Anderson Valley has already released two very popular Gose beers, the first was their base; The Kimmie, The Yink, and The Holy Gose and their first variation; Blood Orange Gose. The beer was originally released in April of 2015 but didn’t see any type of distribution right off the bat.

That is about to change in a huge way; beginning in early March, 22-ounce bottles, kegs and now 12-ounce cans will be distributed worldwide.

The popularity of the first two goses in its line have pushed Anderson Valley to continue creating and pushing themselves into the style.

Anderson Valley Briney Melon Gose

According to the brewery Briney Melon Gose was:

Born from our passion for experimentation, our Briney Melon Gose boasts a thirst-quenching tartness that is perfectly balanced by subtle watermelon flavors and aromas. Gentle additions of sea salt create a refreshing harmony between the acidity and fruity sweetness leading to clean, dry finish.

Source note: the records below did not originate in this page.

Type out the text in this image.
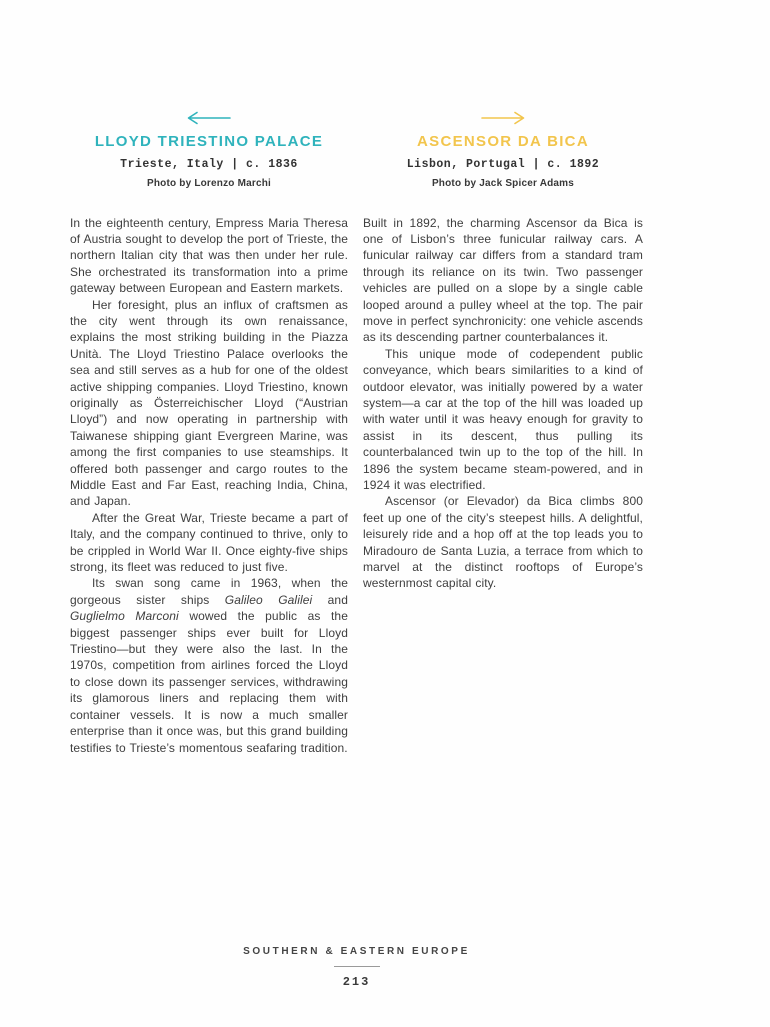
LLOYD TRIESTINO PALACE
Trieste, Italy | c. 1836
Photo by Lorenzo Marchi

In the eighteenth century, Empress Maria Theresa of Austria sought to develop the port of Trieste, the northern Italian city that was then under her rule. She orchestrated its transformation into a prime gateway between European and Eastern markets.

Her foresight, plus an influx of craftsmen as the city went through its own renaissance, explains the most striking building in the Piazza Unità. The Lloyd Triestino Palace overlooks the sea and still serves as a hub for one of the oldest active shipping companies. Lloyd Triestino, known originally as Österreichischer Lloyd (“Austrian Lloyd”) and now operating in partnership with Taiwanese shipping giant Evergreen Marine, was among the first companies to use steamships. It offered both passenger and cargo routes to the Middle East and Far East, reaching India, China, and Japan.

After the Great War, Trieste became a part of Italy, and the company continued to thrive, only to be crippled in World War II. Once eighty-five ships strong, its fleet was reduced to just five.

Its swan song came in 1963, when the gorgeous sister ships Galileo Galilei and Guglielmo Marconi wowed the public as the biggest passenger ships ever built for Lloyd Triestino—but they were also the last. In the 1970s, competition from airlines forced the Lloyd to close down its passenger services, withdrawing its glamorous liners and replacing them with container vessels. It is now a much smaller enterprise than it once was, but this grand building testifies to Trieste’s momentous seafaring tradition.

ASCENSOR DA BICA
Lisbon, Portugal | c. 1892
Photo by Jack Spicer Adams

Built in 1892, the charming Ascensor da Bica is one of Lisbon’s three funicular railway cars. A funicular railway car differs from a standard tram through its reliance on its twin. Two passenger vehicles are pulled on a slope by a single cable looped around a pulley wheel at the top. The pair move in perfect synchronicity: one vehicle ascends as its descending partner counterbalances it.

This unique mode of codependent public conveyance, which bears similarities to a kind of outdoor elevator, was initially powered by a water system—a car at the top of the hill was loaded up with water until it was heavy enough for gravity to assist in its descent, thus pulling its counterbalanced twin up to the top of the hill. In 1896 the system became steam-powered, and in 1924 it was electrified.

Ascensor (or Elevador) da Bica climbs 800 feet up one of the city’s steepest hills. A delightful, leisurely ride and a hop off at the top leads you to Miradouro de Santa Luzia, a terrace from which to marvel at the distinct rooftops of Europe’s westernmost capital city.

SOUTHERN & EASTERN EUROPE
213
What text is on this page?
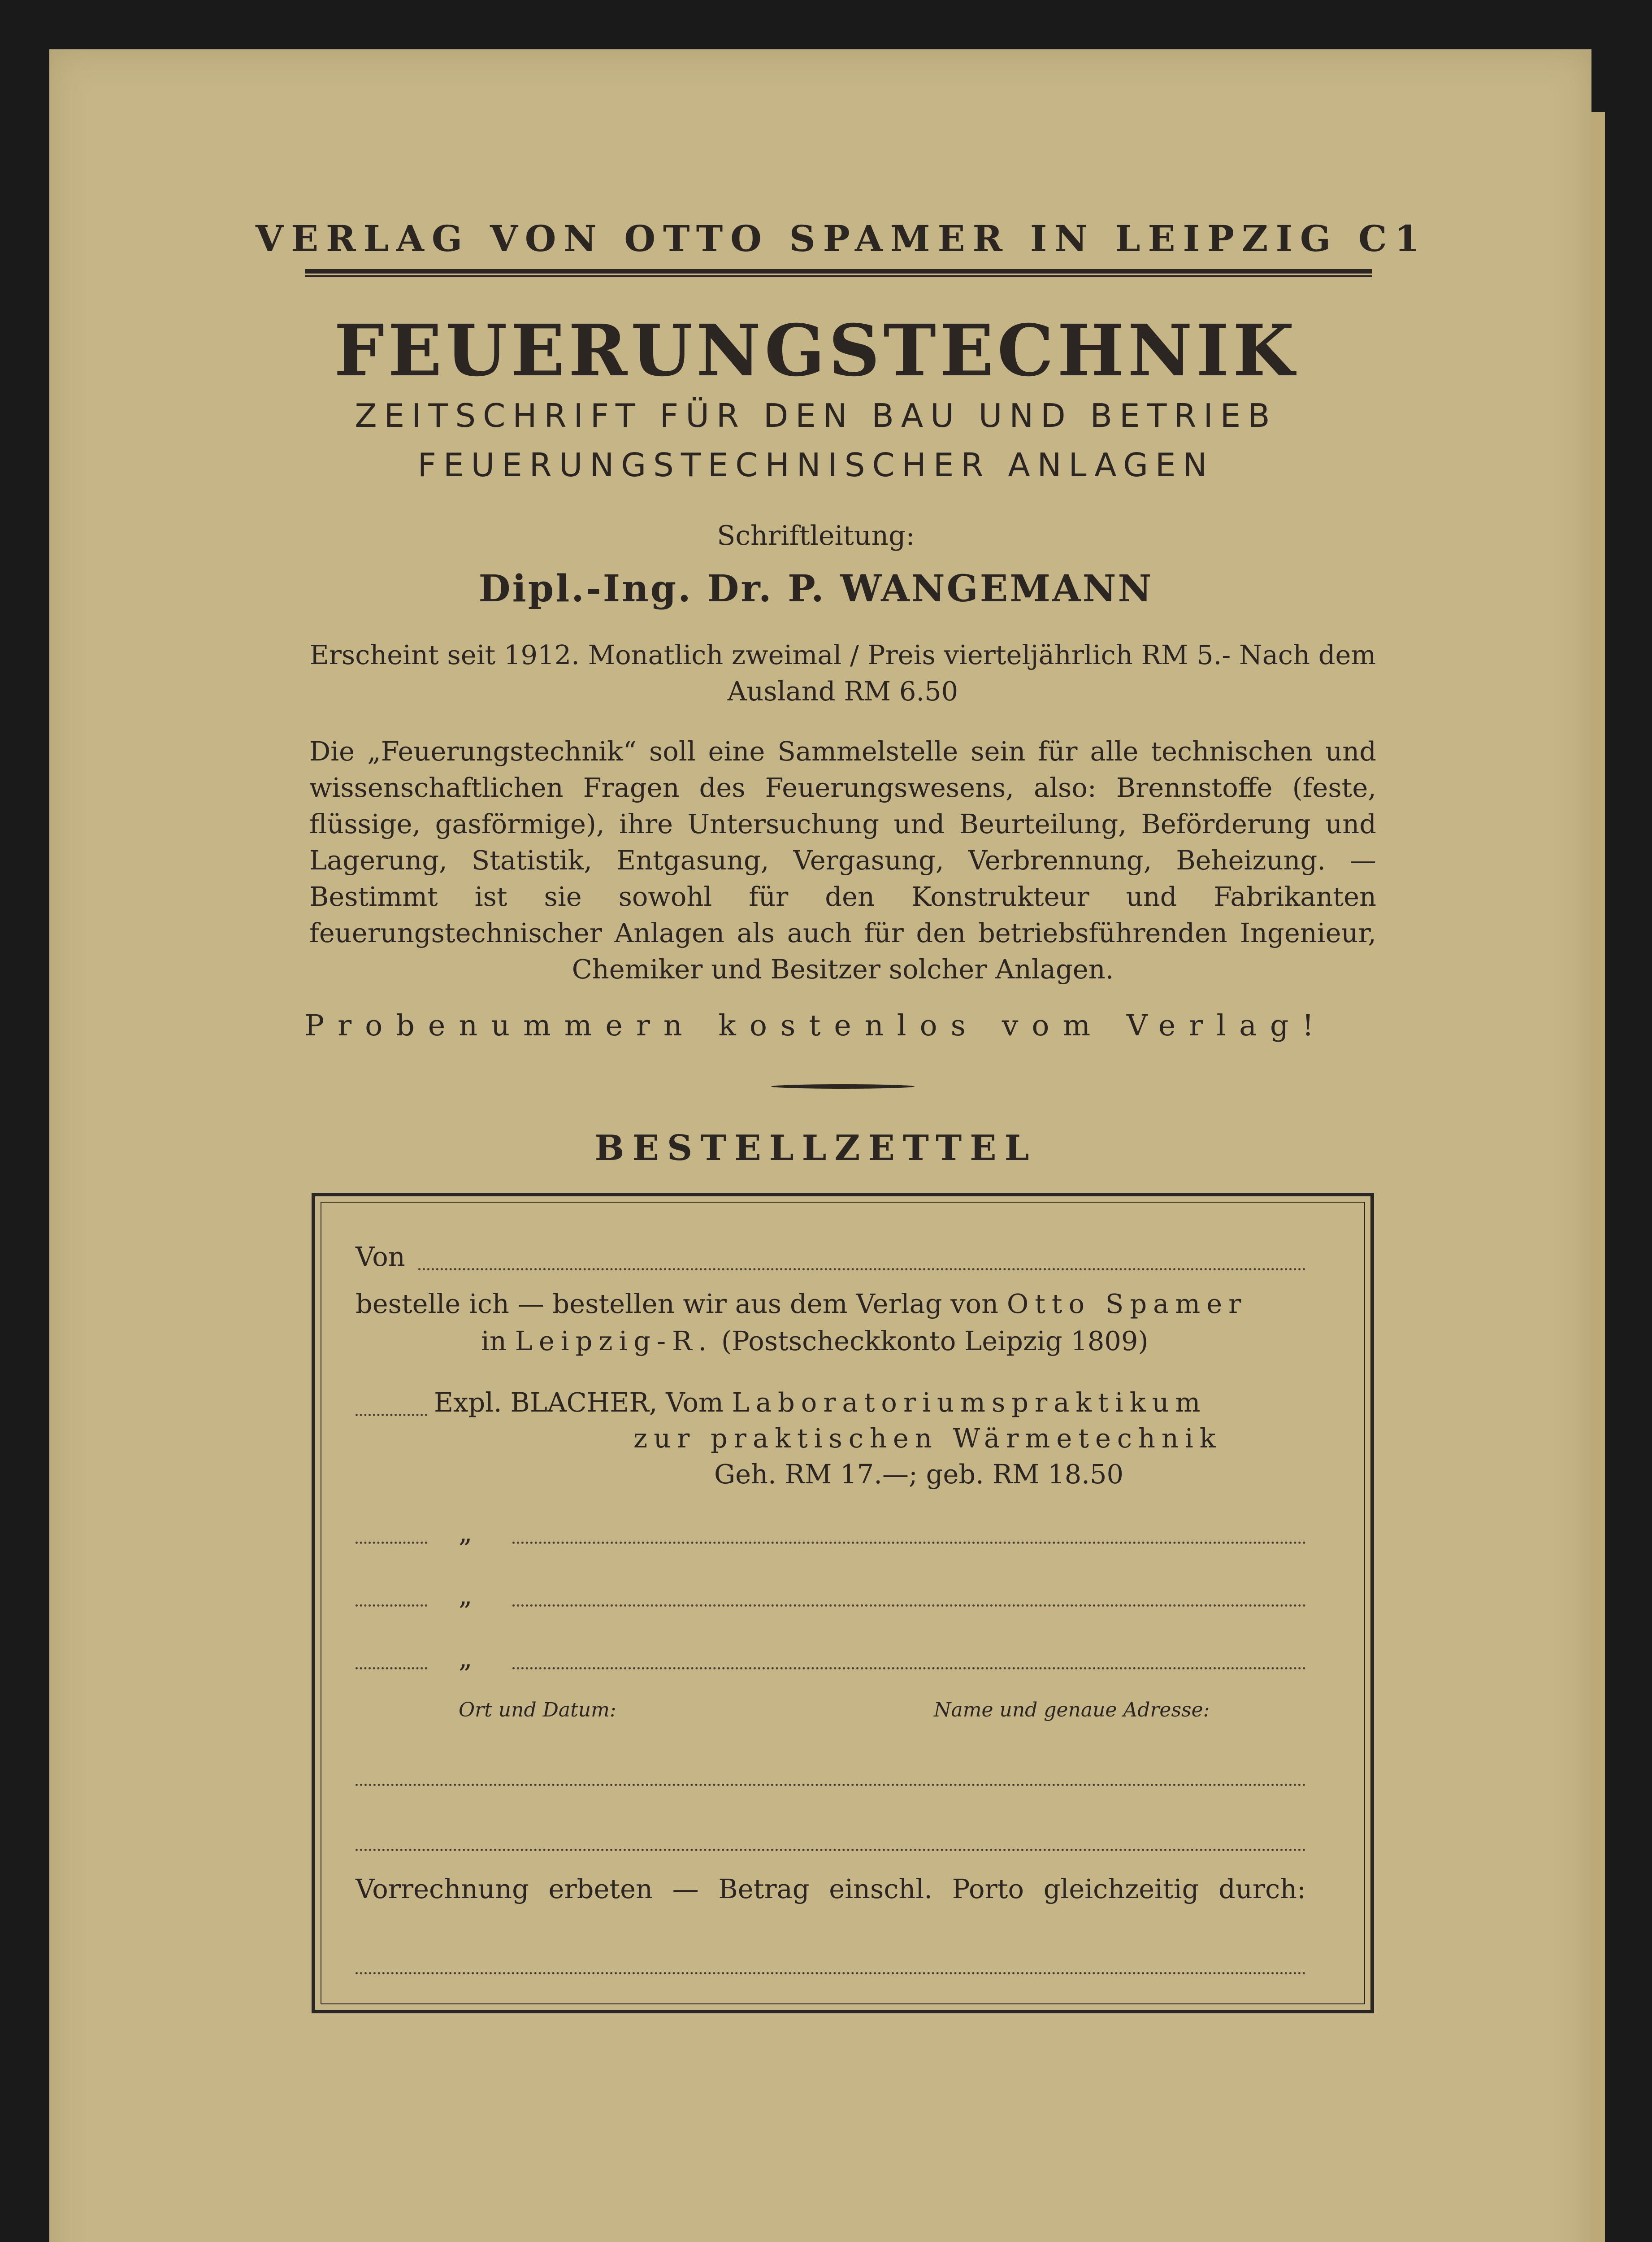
VERLAG VON OTTO SPAMER IN LEIPZIG C1
FEUERUNGSTECHNIK
ZEITSCHRIFT FÜR DEN BAU UND BETRIEB
FEUERUNGSTECHNISCHER ANLAGEN
Schriftleitung:
Dipl.-Ing. Dr. P. WANGEMANN
Erscheint seit 1912. Monatlich zweimal / Preis vierteljährlich RM 5.- Nach dem Ausland RM 6.50
Die „Feuerungstechnik“ soll eine Sammelstelle sein für alle technischen und wissenschaftlichen Fragen des Feuerungswesens, also: Brennstoffe (feste, flüssige, gasförmige), ihre Untersuchung und Beurteilung, Beförderung und Lagerung, Statistik, Entgasung, Vergasung, Verbrennung, Beheizung. — Bestimmt ist sie sowohl für den Konstrukteur und Fabrikanten feuerungstechnischer Anlagen als auch für den betriebsführenden Ingenieur, Chemiker und Besitzer solcher Anlagen.
Probenummern kostenlos vom Verlag!
BESTELLZETTEL
Von
bestelle ich — bestellen wir aus dem Verlag von Otto Spamer
in Leipzig-R. (Postscheckkonto Leipzig 1809)
Expl. BLACHER, Vom Laboratoriumspraktikum
zur praktischen Wärmetechnik
Geh. RM 17.—; geb. RM 18.50
„
„
„
Ort und Datum:	Name und genaue Adresse:
Vorrechnung erbeten — Betrag einschl. Porto gleichzeitig durch:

The beer pours a slightly hazy golden color with a hint of orange, there’s a little bit of white head that quickly fades away and bubbles come up from below to the surface.

The smell on Briney Melon Gose smells of faint and musty watermelon, sweet malty grains, light lactic acid, some citrus, like lemon peel.

Anderson Valley Briney Melon Gose

The first sip of this beer was a bit underwhelming on the watermelon front, while it’s there, it certainly didn’t smack me in the face. It opens up a bit more as it warms up some and a lot more of the watermelon nuances fill out. I am getting tartness from the base beer, some salt and a candy-like taste. It has a sweetness and somewhat artificial watermelon flavor you might find in a flavored hard candy. It’s a not a bad thing at all, but it’s what’s there.

Anderson Valley Briney Melon Gose
BREWERY: Anderson Valley
LOCATION: Boonville, Calif.
ABV: 4.2 percent
IBU: n/a
PRICE: $6.99 (22-ounce bottle)
RELEASE DATE: April 2015
AVAILABLE IN: 12-ounce cans & 22-ounce bottles
BEERS POURED: One (22-ounce bottle)
The beer is really good, there are some things that could make it better, but overall it is really solid. The watermelon and salt work together really well, there is sweetness from the grain and tartness from the lactic acid, so many things compliment each other very nicely. While the watermelon could be more pronounced and more natural tasting, this is definitely a beer I can see myself drinking on a hot Texas summer day, by the pool, playing golf or with the grill going. I am really excited about it coming to cans as well; the 22-ounce bottle is not conducive to my need for a cold one in my hand during the previously mentioned activities. The bottom line is if you’re looking for a world-class sour beer, this is not it, but if you want something relatively cheap, easy to find and very refreshing you need to check this beer out.

A side note for those wondering, Anderson Valley adds lactobacillus and “kettle sours” its goses, they are not done in the traditional way of spontaneous fermentation.